Ribot recalls a trip to the Bluff City in the 1980s. “We drove through Memphis, so I stopped in to visit Rufus Thomas,” he says. “I was in this group the Real Tones, and we were the house band for a soul revival that was mostly Stax/Volt based. We backed up Rufus and Carla Thomas, Syl Johnson, and Otis Clay and Soloman Burke. We had a couple of week-long runs with Rufus at this club called Tramps in New York. I had his number, so I called and asked if I could come over. Carla was not home, but Rufus showed me his pictures of him with Elvis. It was great…Basically, everybody who was playing in the Stax/Volt rhythm section was a huge inspiration to me — Steve Cropper, Duck Dunn, the whole crew.”
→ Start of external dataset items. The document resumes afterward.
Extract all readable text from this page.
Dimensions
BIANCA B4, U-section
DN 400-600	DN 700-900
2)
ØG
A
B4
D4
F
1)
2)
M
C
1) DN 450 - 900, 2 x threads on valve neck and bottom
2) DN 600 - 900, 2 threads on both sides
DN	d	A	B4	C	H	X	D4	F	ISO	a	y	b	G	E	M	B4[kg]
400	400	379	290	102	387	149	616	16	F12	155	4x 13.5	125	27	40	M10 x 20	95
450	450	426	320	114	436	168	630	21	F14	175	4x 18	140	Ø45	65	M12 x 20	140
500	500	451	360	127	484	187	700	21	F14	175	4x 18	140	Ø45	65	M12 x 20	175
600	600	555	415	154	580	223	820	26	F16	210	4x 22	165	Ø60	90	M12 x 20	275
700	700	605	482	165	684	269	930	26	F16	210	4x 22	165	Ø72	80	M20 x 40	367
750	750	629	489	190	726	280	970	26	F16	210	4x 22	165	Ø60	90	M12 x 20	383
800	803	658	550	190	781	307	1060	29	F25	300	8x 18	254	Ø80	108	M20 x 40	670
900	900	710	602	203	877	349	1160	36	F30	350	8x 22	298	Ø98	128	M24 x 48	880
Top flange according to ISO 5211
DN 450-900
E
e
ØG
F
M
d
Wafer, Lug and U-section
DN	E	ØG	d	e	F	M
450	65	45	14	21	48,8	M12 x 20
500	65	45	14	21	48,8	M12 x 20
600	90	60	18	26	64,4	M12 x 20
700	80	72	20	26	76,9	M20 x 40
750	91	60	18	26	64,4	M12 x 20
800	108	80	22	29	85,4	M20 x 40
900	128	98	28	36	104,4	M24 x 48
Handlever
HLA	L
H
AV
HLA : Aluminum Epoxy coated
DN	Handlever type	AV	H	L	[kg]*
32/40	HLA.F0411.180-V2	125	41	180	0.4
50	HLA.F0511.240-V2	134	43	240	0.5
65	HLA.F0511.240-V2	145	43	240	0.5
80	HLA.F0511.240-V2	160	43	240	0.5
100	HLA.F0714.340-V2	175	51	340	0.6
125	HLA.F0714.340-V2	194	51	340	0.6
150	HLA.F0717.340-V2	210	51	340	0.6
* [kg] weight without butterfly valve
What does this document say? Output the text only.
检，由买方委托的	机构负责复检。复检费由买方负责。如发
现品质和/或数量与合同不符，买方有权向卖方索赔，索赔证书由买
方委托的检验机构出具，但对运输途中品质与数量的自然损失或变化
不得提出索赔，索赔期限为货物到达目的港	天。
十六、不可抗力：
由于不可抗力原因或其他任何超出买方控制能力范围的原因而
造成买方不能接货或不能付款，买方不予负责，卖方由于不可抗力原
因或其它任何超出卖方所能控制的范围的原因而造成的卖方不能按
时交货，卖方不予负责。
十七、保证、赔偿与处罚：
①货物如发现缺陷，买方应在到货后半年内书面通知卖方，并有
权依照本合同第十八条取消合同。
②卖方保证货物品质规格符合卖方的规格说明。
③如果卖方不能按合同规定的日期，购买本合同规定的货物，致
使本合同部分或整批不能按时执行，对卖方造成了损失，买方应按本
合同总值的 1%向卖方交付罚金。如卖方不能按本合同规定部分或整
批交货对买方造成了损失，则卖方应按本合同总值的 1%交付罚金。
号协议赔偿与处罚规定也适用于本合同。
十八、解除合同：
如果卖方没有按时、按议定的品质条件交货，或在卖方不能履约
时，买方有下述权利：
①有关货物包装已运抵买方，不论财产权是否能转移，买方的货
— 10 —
When Ribot plays the Green Room in Crosstown Arts on Saturday, March 7th, it won’t be as a collaborator. He’s recorded and released 25 albums of his own in the last 40 years, most recently the 2018 Songs of Resistance 1942-2018. A passion project inspired by the 2016 election, Songs of Resistance features a cast of collaborators that include Waits and Steve Earle performing songs inspired by political movements of the last century. Ribot paid for the recording out of his own pocket. “I was so deep in the hole after all that that I had to fire my shrink, which was actually a really bad idea,” he laughs. “I had the idea with this record that I wanted it to be based on the idea of a popular front. In other words, when something comes along that really, seriously threatens democracy, everybody has to pull together against it. Like in World War II, it wasn’t just liberals who joined the Army. It was everybody. Roosevelt sat down with both Stalin and Churchill, who was very conservative in a lot of ways…I wanted that to be the politics of the record. I didn’t include on the record stuff that I had known for years that were labor songs. There’s a lot of great stuff from the I.W.W. songbook. Those are not really a part of that…I also wanted this to be about the United States. I didn’t call friends who were English or Canadian or from a lot of different countries. The singers are all from the U.S., and I wanted them to be in English. I translated ‘Bella Ciao,’ which is a song from the Italian resistance…The way we do ‘Bella Ciao’ is like a ballad, but the original is more like a march. It’s something you sing at a soccer rally. I changed the vibe considerably. I wanted it to make sense in the current situation.”

Marc Ribot plays The Green Room at 7:30 p.m. on Saturday, March 7th.